How Meta Brings in Millions Off Political Violence
Colin Lecher and Tomas Apodaca over at The Markup:
Meta’s ad policies forbid calling for violence. But when faced with crucial tests of its content moderation practices, the company has repeatedly failed to detect and remove inflammatory ads. A 2018 report, commissioned by Facebook itself, found that its platform had been used to incite violence in Myanmar, and that the company hadn’t done enough to prevent it.
So, a social company says one thing but does another. No news there.
A clothing company called Red First, which offers everything from customized shirts for pet owners to flags saying “Hillary belongs in prison,” offered assassination-related merchandise through a network of pages with names like 50 Stars Nation and Red White and Blue Zone.
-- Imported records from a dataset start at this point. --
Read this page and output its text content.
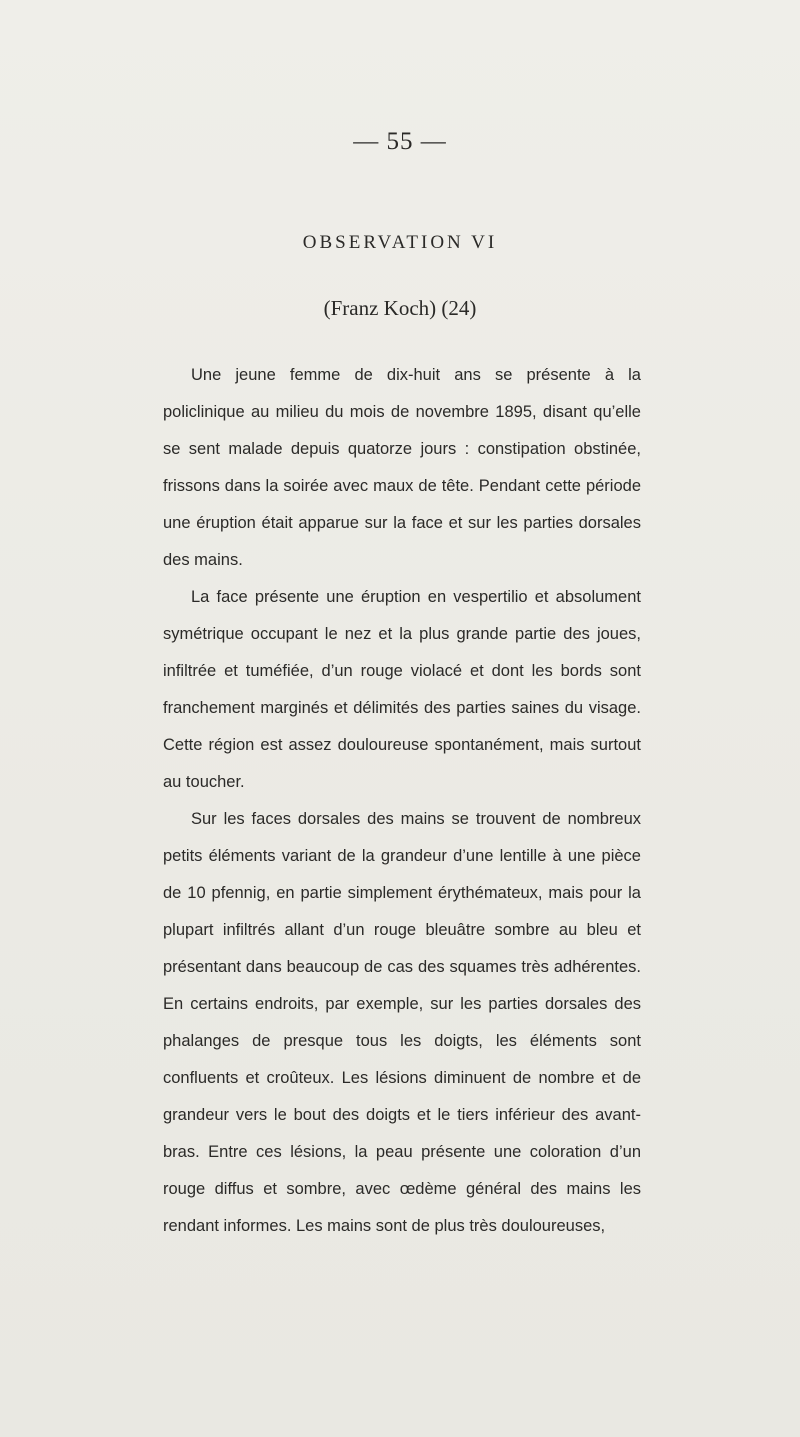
— 55 —
OBSERVATION VI
(Franz Koch) (24)

Une jeune femme de dix-huit ans se présente à la policlinique au milieu du mois de novembre 1895, disant qu’elle se sent malade depuis quatorze jours : constipation obstinée, frissons dans la soirée avec maux de tête. Pendant cette période une éruption était apparue sur la face et sur les parties dorsales des mains.

La face présente une éruption en vespertilio et absolument symétrique occupant le nez et la plus grande partie des joues, infiltrée et tuméfiée, d’un rouge violacé et dont les bords sont franchement marginés et délimités des parties saines du visage. Cette région est assez douloureuse spontanément, mais surtout au toucher.

Sur les faces dorsales des mains se trouvent de nombreux petits éléments variant de la grandeur d’une lentille à une pièce de 10 pfennig, en partie simplement érythémateux, mais pour la plupart infiltrés allant d’un rouge bleuâtre sombre au bleu et présentant dans beaucoup de cas des squames très adhérentes. En certains endroits, par exemple, sur les parties dorsales des phalanges de presque tous les doigts, les éléments sont confluents et croûteux. Les lésions diminuent de nombre et de grandeur vers le bout des doigts et le tiers inférieur des avant-bras. Entre ces lésions, la peau présente une coloration d’un rouge diffus et sombre, avec œdème général des mains les rendant informes. Les mains sont de plus très douloureuses,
The company, which operates in California and Vietnam, according to Meta’s required disclosures, has spent more than $1.8 million since February 2023 to promote ads through its various pages. But in the wake of the shooting, the company pivoted to merchandise around the event.
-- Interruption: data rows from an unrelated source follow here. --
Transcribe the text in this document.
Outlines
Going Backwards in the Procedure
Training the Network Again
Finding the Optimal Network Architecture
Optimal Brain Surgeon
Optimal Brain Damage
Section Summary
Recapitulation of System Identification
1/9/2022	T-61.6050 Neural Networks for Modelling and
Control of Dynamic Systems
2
OK, companies use emotionally-charged events to sell crap to people on Facebook. No news there, either. But pairing Meta’s say-this-do-that cosplay on violence with merchants using implicitly sanctioned violent coverage for profit? Now we’re seeing the smoke.
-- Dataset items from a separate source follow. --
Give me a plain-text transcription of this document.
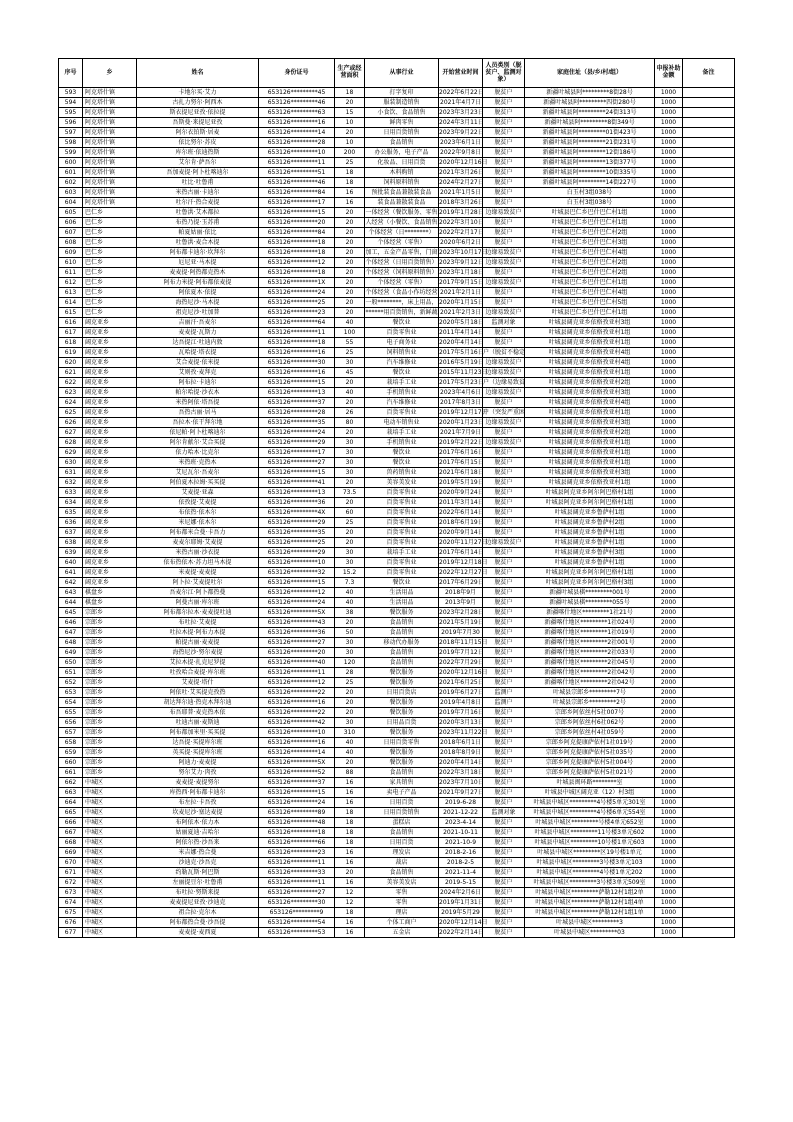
序号	乡	姓名	身份证号	生产或经营面积	从事行业	开始营业时间	人员类别（脱贫户、监测对象）	家庭住址（县/乡/村/组）	申报补助金额	备注
593	阿克塔什镇	卡地尔买·艾力	653126*********45	18	打字复印	2022年6月22日	脱贫户	新疆叶城县阿*********8街28号	1000	
594	阿克塔什镇	古扎力努尔·阿西木	653126*********46	20	服装制造销售	2021年4月7日	脱贫户	新疆叶城县阿*********四街280号	1000	
595	阿克塔什镇	斯衣提尼亚孜·依拉提	653126*********63	15	小食饮、食品销售	2023年3月23日	脱贫户	新疆叶城县阿*********24街313号	1000	
596	阿克塔什镇	吾斯曼·来提尼亚孜	653126*********16	10	鲜肉零售	2024年3月11日	脱贫户	新疆叶城县阿*********8街349号	1000	
597	阿克塔什镇	阿尔衣铂斯·居麦	653126*********14	20	日用百货销售	2023年9月22日	脱贫户	新疆叶城县阿*********01街423号	1000	
598	阿克塔什镇	依比努尔·苏皮	653126*********28	10	食品销售	2023年6月1日	脱贫户	新疆叶城县阿*********21街231号	1000	
599	阿克塔什镇	库尔班·依迪热斯	653126*********10	200	办公服务，电子产品	2022年9月8日	脱贫户	新疆叶城县阿*********12街186号	1000	
600	阿克塔什镇	艾尔肯·萨吾尔	653126*********11	25	化妆品、日用百货	2020年12月16日	脱贫户	新疆叶城县阿*********13街377号	1000	
601	阿克塔什镇	吾加麦提·阿卜杜喀迪尔	653126*********51	18	木料购销	2021年3月26日	脱贫户	新疆叶城县阿*********10街335号	1000	
602	阿克塔什镇	吐比·吐鲁甫	653126*********46	18	饲料原料销售	2024年2月27日	脱贫户	新疆叶城县阿*********14街227号	1000	
603	阿克塔什镇	米热古丽·卡迪尔	653126*********84	16	预批装食品兼散装食品	2021年1月5日	脱贫户	白玉村3组038号	1000	
604	阿克塔什镇	吐尔汗·热合麦提	653126*********17	16	装食品兼散装食品	2018年3月26日	脱贫户	白玉村3组038号	1000	
605	巴仁乡	吐鲁洪·艾木都拉	653126*********15	20	一体经营（餐饮服务、零售	2019年1月28日	边缘易致贫户	叶城县巴仁乡巴什巴仁村1组	1000	
606	巴仁乡	布热乃提·玉苏甫	653126*********20	20	人经营（小餐饮、食品销售	2022年3月10日	脱贫户	叶城县巴仁乡巴什巴仁村1组	1000	
607	巴仁乡	帕夏姑丽·依比	653126*********84	20	个体经营（日********）	2022年2月17日	脱贫户	叶城县巴仁乡巴什巴仁村2组	1000	
608	巴仁乡	吐鲁洪·麦合木提	653126*********18	20	个体经营（零售）	2020年6月2日	脱贫户	叶城县巴仁乡巴什巴仁村3组	1000	
609	巴仁乡	阿布都卡迪尔·坎拜尔	653126*********18	20	加工，五金产品零售，门窗	2023年10月17日	边缘易致贫户	叶城县巴仁乡巴什巴仁村4组	1000	
610	巴仁乡	厄尼亚·马木提	653126*********12	20	个体经营（日用百货销售）	2023年9月12日	边缘易致贫户	叶城县巴仁乡巴什巴仁村2组	1000	
611	巴仁乡	麦麦提·阿热都克热木	653126*********18	20	个体经营（饲料原料销售）	2023年1月18日	脱贫户	叶城县巴仁乡巴什巴仁村2组	1000	
612	巴仁乡	阿布力米提·阿布都依麦提	653126*********1X	20	个体经营（零售）	2017年9月15日	边缘易致贫户	叶城县巴仁乡巴什巴仁村1组	1000	
613	巴仁乡	阿依夏木·依提	653126*********24	20	个体经营（食品小作坊经营	2021年2月1日	脱贫户	叶城县巴仁乡巴什巴仁村4组	1000	
614	巴仁乡	海热尼沙·马木提	653126*********25	20	一般********，床上用品，	2020年1月15日	脱贫户	叶城县巴仁乡巴什巴仁村5组	1000	
615	巴仁乡	祖克尼沙·吐加普	653126*********23	20	******用百货销售，新鲜蔬	2021年2月3日	边缘易致贫户	叶城县巴仁乡巴什巴仁村1组	1000	
616	阔克亚乡	吉丽汗·吾麦尔	653126*********64	40	餐饮业	2020年5月18日	监测对象	叶城县阔克亚乡依格孜亚村3组	1000	
617	阔克亚乡	麦麦提·瓦斯力	653126*********11	100	百货零售业	2011年4月14日	脱贫户	叶城县阔克亚乡依格孜亚村1组	1000	
618	阔克亚乡	达吾提江·吐迪内敦	653126*********18	55	电子商务业	2020年4月14日	脱贫户	叶城县阔克亚乡依格孜亚村1组	1000	
619	阔克亚乡	瓦哈提·塔衣提	653126*********16	25	饲料销售业	2017年5月16日	户（脱贫不稳定	叶城县阔克亚乡依格孜亚村4组	1000	
620	阔克亚乡	艾合麦提·依米提	653126*********30	30	汽车维修业	2016年5月19日	边缘易致贫户	叶城县阔克亚乡依格孜亚村4组	1000	
621	阔克亚乡	艾则孜·麦拜克	653126*********16	45	餐饮业	2015年11月23日	边缘易致贫户	叶城县阔克亚乡依格孜亚村1组	1000	
622	阔克亚乡	阿布拉·卡迪尔	653126*********15	20	栽培手工业	2017年5月23日	户（边缘易致贫	叶城县阔克亚乡依格孜亚村2组	1000	
623	阔克亚乡	帕尔哈提·沙衣木	653126*********13	40	手机销售业	2023年4月6日	边缘易致贫户	叶城县阔克亚乡依格孜亚村3组	1000	
624	阔克亚乡	米热阿依·塔吾提	653126*********37	20	汽车维修业	2017年8月3日	脱贫户	叶城县阔克亚乡依格孜亚村4组	1000	
625	阔克亚乡	吾热古丽·居马	653126*********28	26	百货零售业	2019年12月17日	户（突发严重困	叶城县阔克亚乡依格孜亚村1组	1000	
626	阔克亚乡	吾拉木·依干拜尔地	653126*********35	80	电动车销售业	2020年1月23日	边缘易致贫户	叶城县阔克亚乡依格孜亚村3组	1000	
627	阔克亚乡	依尼帕·阿卜杜喀迪尔	653126*********24	20	栽培手工业	2021年7月9日	脱贫户	叶城县阔克亚乡依格孜亚村2组	1000	
628	阔克亚乡	阿尔肯献尔·艾合买提	653126*********29	30	手机销售业	2019年2月22日	边缘易致贫户	叶城县阔克亚乡依格孜亚村1组	1000	
629	阔克亚乡	依力哈木·比克尔	653126*********17	30	餐饮业	2017年6月16日	脱贫户	叶城县阔克亚乡依格孜亚村1组	1000	
630	阔克亚乡	米热班·克热木	653126*********27	30	餐饮业	2017年6月15日	脱贫户	叶城县阔克亚乡依格孜亚村1组	1000	
631	阔克亚乡	艾尼瓦尔·吾麦尔	653126*********15	30	兽药销售业	2021年6月18日	脱贫户	叶城县阔克亚乡依格孜亚村3组	1000	
632	阔克亚乡	阿伯夏木拉姆·买买提	653126*********41	20	美容美发业	2019年5月19日	脱贫户	叶城县阔克亚乡依格孜亚村1组	1000	
633	阔克亚乡	艾麦提·亚森	653126*********13	73.5	百货零售业	2020年9月24日	脱贫户	叶城县阿克亚乡阿尔阿巴格村1组	1000	
634	阔克亚乡	依孜提·艾麦提	653126*********36	20	百货零售业	2011年3月14日	脱贫户	叶城县阿克亚乡阿尔阿巴格村1组	1000	
635	阔克亚乡	布依热·依木尔	653126*********4X	60	百货零售业	2022年6月14日	脱贫户	叶城县阔克亚乡鲁萨村1组	1000	
636	阔克亚乡	米尼娜·依木尔	653126*********29	25	百货零售业	2018年6月19日	脱贫户	叶城县阔克亚乡鲁萨村2组	1000	
637	阔克亚乡	阿布都米合曼·卡吾力	653126*********35	20	百货零售业	2020年9月14日	脱贫户	叶城县阔克亚乡鲁萨村1组	1000	
638	阔克亚乡	麦麦尔耶姆·艾麦提	653126*********25	20	百货零售业	2020年11月27日	边缘易致贫户	叶城县阔克亚乡鲁萨村1组	1000	
639	阔克亚乡	米热古丽·沙衣提	653126*********29	30	栽培手工业	2017年6月14日	脱贫户	叶城县阔克亚乡鲁萨村3组	1000	
640	阔克亚乡	依布热依木·苏力坦马木提	653126*********10	30	百货零售业	2019年12月18日	脱贫户	叶城县阔克亚乡鲁萨村1组	1000	
641	阔克亚乡	米麦提·麦麦提	653126*********32	15.2	百货零售业	2022年12月27日	脱贫户	叶城县阿克亚乡阿尔阿巴格村1组	1000	
642	阔克亚乡	阿卜拉·艾麦提吐尔	653126*********15	7.3	餐饮业	2017年6月29日	脱贫户	叶城县阿克亚乡阿尔阿巴格村3组	1000	
643	棋盘乡	吾麦尔江·阿卜都热曼	653126*********12	40	生活用品	2018年9月	脱贫户	新疆叶城县棋*********001号	2000	
644	棋盘乡	阿曼古丽·库尔班	653126*********24	40	生活用品	2013年9月	脱贫户	新疆叶城县棋*********055号	2000	
645	宗郎乡	阿布都尔拉木·麦麦提吐迪	653126*********5X	38	餐饮服务	2023年2月28日	脱贫户	新疆喀什地区*********1社21号	2000	
646	宗郎乡	布吐拉·艾麦提	653126*********43	20	食品销售	2021年5月19日	脱贫户	新疆喀什地区*********1社024号	2000	
647	宗郎乡	吐拉木提·阿布力木提	653126*********36	50	食品销售	2019年7月30	脱贫户	新疆喀什地区*********1社019号	2000	
648	宗郎乡	帕提古丽·麦麦提	653126*********27	30	移动代办服务	2018年11月15日	脱贫户	新疆喀什地区*********2社001号	2000	
649	宗郎乡	海热尼沙·努尔麦提	653126*********20	30	食品销售	2019年7月12日	脱贫户	新疆喀什地区*********2社033号	2000	
650	宗郎乡	艾拉木提·扎克尼罗提	653126*********40	120	食品销售	2022年7月29日	脱贫户	新疆喀什地区*********2社045号	2000	
651	宗郎乡	吐孜哈合麦提·库尔班	653126*********11	28	餐饮服务	2020年12月16日	脱贫户	新疆喀什地区*********2社042号	2000	
652	宗郎乡	艾麦提·塔什	653126*********12	25	餐饮服务	2021年6月25日	脱贫户	新疆喀什地区*********2社042号	2000	
653	宗郎乡	阿依吐·艾买提克孜热	653126*********22	20	日用百货店	2019年6月27日	监测户	叶城县宗郎乡*********7号	2000	
654	宗郎乡	胡达拜尔迪·热克木拜尔迪	653126*********16	20	餐饮服务	2019年4月8日	监测户	叶城县宗郎乡*********2号	2000	
655	宗郎乡	布吾耶普·麦克热木依	653126*********22	20	餐饮服务	2019年7月16日	脱贫户	宗郎乡阿依丝村5社007号	2000	
656	宗郎乡	吐迪古丽·麦斯迪	653126*********42	30	日用品百货	2020年3月13日	脱贫户	宗郎乡阿依丝村6社062号	2000	
657	宗郎乡	阿布都加米里·买买提	653126*********10	310	餐饮服务	2023年11月22日	脱贫户	宗郎乡阿依丝村4社059号	2000	
658	宗郎乡	达吾提·买提库尔班	653126*********16	40	日用百货零售	2018年6月1日	脱贫户	宗郎乡阿克提康萨依村1社019号	2000	
659	宗郎乡	英买提·买提库尔班	653126*********14	40	餐饮服务	2018年8月9日	脱贫户	宗郎乡阿克提康萨依村5社035号	2000	
660	宗郎乡	阿迪力·麦麦提	653126*********5X	20	餐饮服务	2020年4月14日	脱贫户	宗郎乡阿克提康萨依村5社004号	2000	
661	宗郎乡	努尔艾力·肉孜	653126*********52	88	食品销售	2022年3月18日	脱贫户	宗郎乡阿克提康萨依村5社021号	2000	
662	中城区	麦麦提·麦提努尔	653126*********37	16	家具销售	2023年7月10日	脱贫户	叶城县闽环路********室	1000	
663	中城区	库热西·阿布都卡迪尔	653126*********15	16	卖电子产品	2021年9月27日	脱贫户	叶城县中城区阔克亚（12）村3组	1000	
664	中城区	布左拉·卡吾孜	653126*********24	16	日用百货	2019-6-28	脱贫户	叶城县中城区*********4号楼5单元301室	1000	
665	中城区	坎麦尼沙·塞达麦提	653126*********89	18	日用百货销售	2021-12-22	监测对象	叶城县中城区*********4号楼6单元554室	1000	
666	中城区	布阿依木·依力木	653126*********48	18	蛋糕店	2023-4-14	脱贫户	叶城县中城区*********号楼4单元652室	1000	
667	中城区	姑丽夏迪·吉哈尔	653126*********18	18	食品销售	2021-10-11	脱贫户	叶城县中城区*********11号楼3单元602	1000	
668	中城区	阿依尔热·沙吾来	653126*********66	18	日用百货	2021-10-9	脱贫户	叶城县中城区*********10号楼1单元603	1000	
669	中城区	米吉娜·热合曼	653126*********23	16	理发店	2018-2-16	脱贫户	叶城县中城区*********区19号楼1单元	1000	
670	中城区	沙迪克·沙吾克	653126*********11	16	裁店	2018-2-5	脱贫户	叶城县中城区*********3号楼3单元103	1000	
671	中城区	约勒瓦斯·阿巴斯	653126*********33	20	食品销售	2021-11-4	脱贫户	叶城县中城区*********4号楼1单元202	1000	
672	中城区	左丽提豆尔·吐鲁甫	653126*********11	16	美容美发店	2019-5-15	脱贫户	叶城县中城区*********3号楼3单元509室	1000	
673	中城区	布吐拉·努斯来提	653126*********27	12	零售	2024年2月6日	脱贫户	叶城县中城区*********萨勒12村1组2单	1000	
674	中城区	麦麦提尼亚孜·沙迪克	653126*********30	12	零售	2019年1月31日	脱贫户	叶城县中城区*********萨勒12村1组4单	1000	
675	中城区	祖合拉·克尔木	653126*********9	18	理店	2019年5月29	脱贫户	叶城县中城区*********萨勒12村1组1单	1000	
676	中城区	阿布都热合曼·沙吾提	653126*********54	16	个体工商户	2020年12月14日	脱贫户	叶城县中城区*********3	1000	
677	中城区	麦麦提·麦西夏	653126*********53	16	五金店	2022年2月14日	脱贫户	叶城县中城区*********03	1000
After our review, we determined that more than 2,600 of those more than 4,200 ads were related to the assassination attempt. The total Red First paid to Meta in the 10 weeks after the shooting for those ads: between $473,000 and $798,000.
Let’s generalize this a bit and frame it as a media company using politics to drive revenue. Sounds a lot like cable news to me. And now we know that Meta is as much an infotainment empire as CNN or Fox News.